J’ai participé hier à une nouvelle édition des Social Drinkup, des rencontres régulières pour partager les expériences des uns et des autres sur le marketing numérique et les évolutions dans ce secteur. Le thème de la soirée portait sur l’innovation et la façon de la stimuler et mettre en oeuvre. Dans ce cadre, j’ai pu faire une rapide intervention sur le panorama des innovations. L’objectif de cette présentation était de faire le point sur tout ce dont on entend parler ces derniers mois, il y en a beaucoup, comme le prouve le Hype Cycle for Emerging Technologies du Gartner. Je ne vous cache pas mon agacement quant aux discours très optimistes des uns et des autres qui nous annoncent tous l’avènement de la quatrième révolution industrielle grâce aux objets connectés, à NFC, à l’impression 3D, à la réalité augmentée, aux agents intelligents… Bref, cette cacophonie ambiante m’exaspère, aussi j’ai essayé de tout rationaliser.

Cartographie des innovations technologiques
Cartographie des innovations technologiques

Le schéma ci-dessus répertorie les différentes innovations et les classe dans cinq grands domaines : interfaces 3D, IHM innovantes, intelligences artificielles, interactions locales et Internet des objets. Certaines innovations sont liées, à l’image des balises de proximité qui exploitent la norme Bluetooth 4.0. Toutes ces innovations ne sont par contre pas forcément pertinentes pour vous. Il est ainsi possible de filtrer ce panorama en fonction de vos objectifs (augmenter les ventes, améliorer la connaissance client, fidéliser, rendre service…).

De même, toutes ces nouvelles technologies n’en sont pas au même stade de développement. J’ai donc dévoilé hier soir une grille d’analyse permettant de comparer le potentiel disruptif de ces innovations en fonction de quatre critères : l’appétence du marché, l’intérêt pour les marques, la facilité d’apprentissage et la facilité de mise en oeuvre. Le système de notes est purement empirique, il a été fait à partir de mes observations, lectures et de conversations que j’ai pu avoir avec différents spécialistes.

Comparatif empririque des innovations technologiques
Comparatif empirique des innovations technologiques

Enfin, je me suis interrogé sur la viabilité de ces innovations en fonction de trois critères : la maturité des technologies employées, l’existence de standards et la présence ou non d’acteurs industriels pour soutenir telle ou telle innovation.

Évaluation de la viabilité des innovations technologiques
Évaluation de la viabilité des innovations technologiques

Avec ces deux grilles d’analyse, vous avez des premiers éléments de réponse pour y voir plus clair et faire le tri dans ces innovations. Car l’important est de prendre du recul et d’évaluer l’impact que ces nouvelles technologies peuvent avoir sur le parcours client (en quoi est-ce qu’elles le modifient ? Comment les exploiter pour multiplier les points de contact) et sur l’expérience utilisateur (lors des phases d’achat, de possession ou de renouvellement).
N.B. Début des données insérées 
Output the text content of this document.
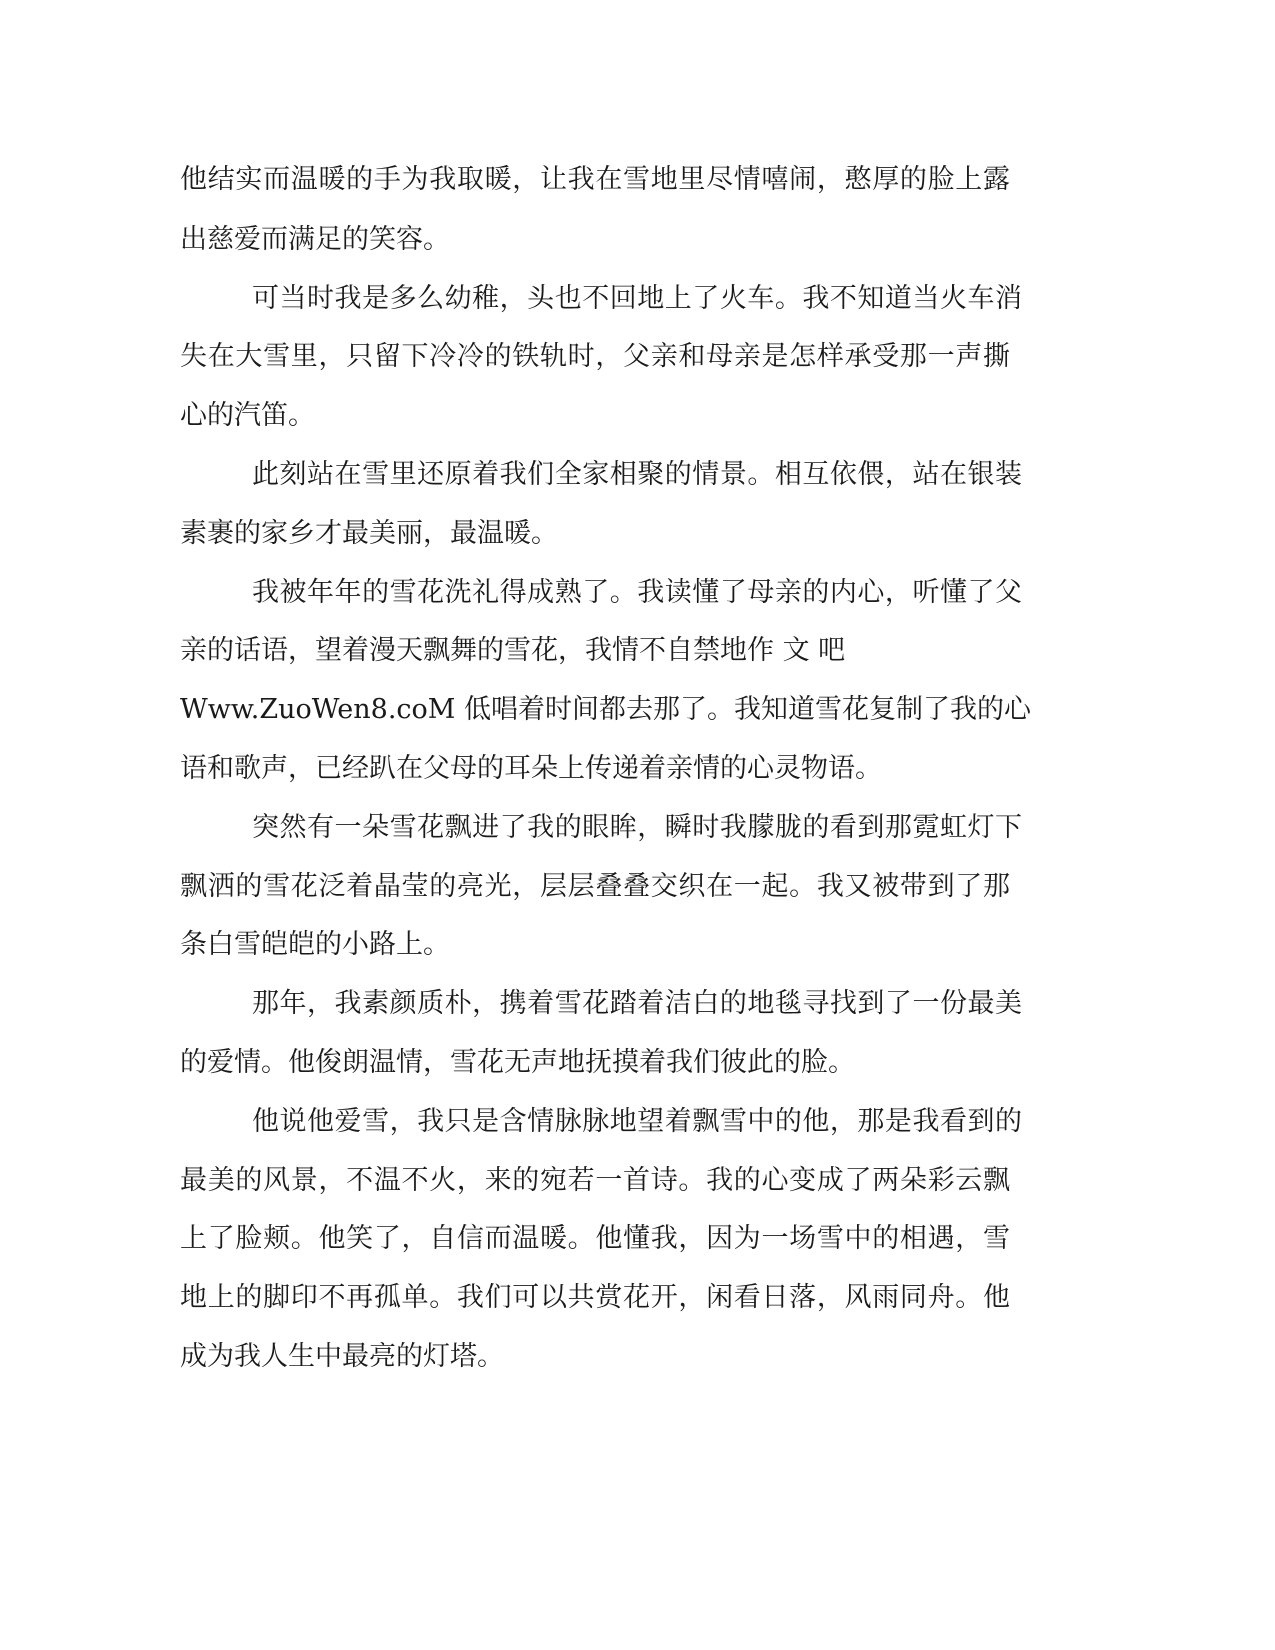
他结实而温暖的手为我取暖，让我在雪地里尽情嘻闹，憨厚的脸上露
出慈爱而满足的笑容。
可当时我是多么幼稚，头也不回地上了火车。我不知道当火车消
失在大雪里，只留下冷冷的铁轨时，父亲和母亲是怎样承受那一声撕
心的汽笛。
此刻站在雪里还原着我们全家相聚的情景。相互依偎，站在银装
素裹的家乡才最美丽，最温暖。
我被年年的雪花洗礼得成熟了。我读懂了母亲的内心，听懂了父
亲的话语，望着漫天飘舞的雪花，我情不自禁地作 文 吧
Www.ZuoWen8.coM 低唱着时间都去那了。我知道雪花复制了我的心
语和歌声，已经趴在父母的耳朵上传递着亲情的心灵物语。
突然有一朵雪花飘进了我的眼眸，瞬时我朦胧的看到那霓虹灯下
飘洒的雪花泛着晶莹的亮光，层层叠叠交织在一起。我又被带到了那
条白雪皑皑的小路上。
那年，我素颜质朴，携着雪花踏着洁白的地毯寻找到了一份最美
的爱情。他俊朗温情，雪花无声地抚摸着我们彼此的脸。
他说他爱雪，我只是含情脉脉地望着飘雪中的他，那是我看到的
最美的风景，不温不火，来的宛若一首诗。我的心变成了两朵彩云飘
上了脸颊。他笑了，自信而温暖。他懂我，因为一场雪中的相遇，雪
地上的脚印不再孤单。我们可以共赏花开，闲看日落，风雨同舟。他
成为我人生中最亮的灯塔。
Donc au final, le mot d’ordre est de ne pas se précipiter pour tester telle ou telle nouvelle technologie, car elles ne sont pas encore stables, et car cela ne présente pas forcément un intérêt pour votre marque. Entendons-nous bien : je ne minimise en rien ces innovations, j’essaye simplement de vous expliquer que nous ne sommes vraisemblablement pas à la veille de la quatrième révolution  industrielle : tout ce qui est cité plus haut est lié à un usage plus intensif de l’outil informatique. Nous sommes donc encore en train de vivre la troisième révolution industrielle. Je ne suis pas futurologue, mais j’estime que les conditions ne sont pas encore réunies pour annoncer un réel paradigme de l’industrie. Pour cela, attendons de voir comment progresse la science sur des matériaux révolutionnaires comme le graphène, ou des sujets de pointe comme l’informatique quantique ou l’informatique moléculaire.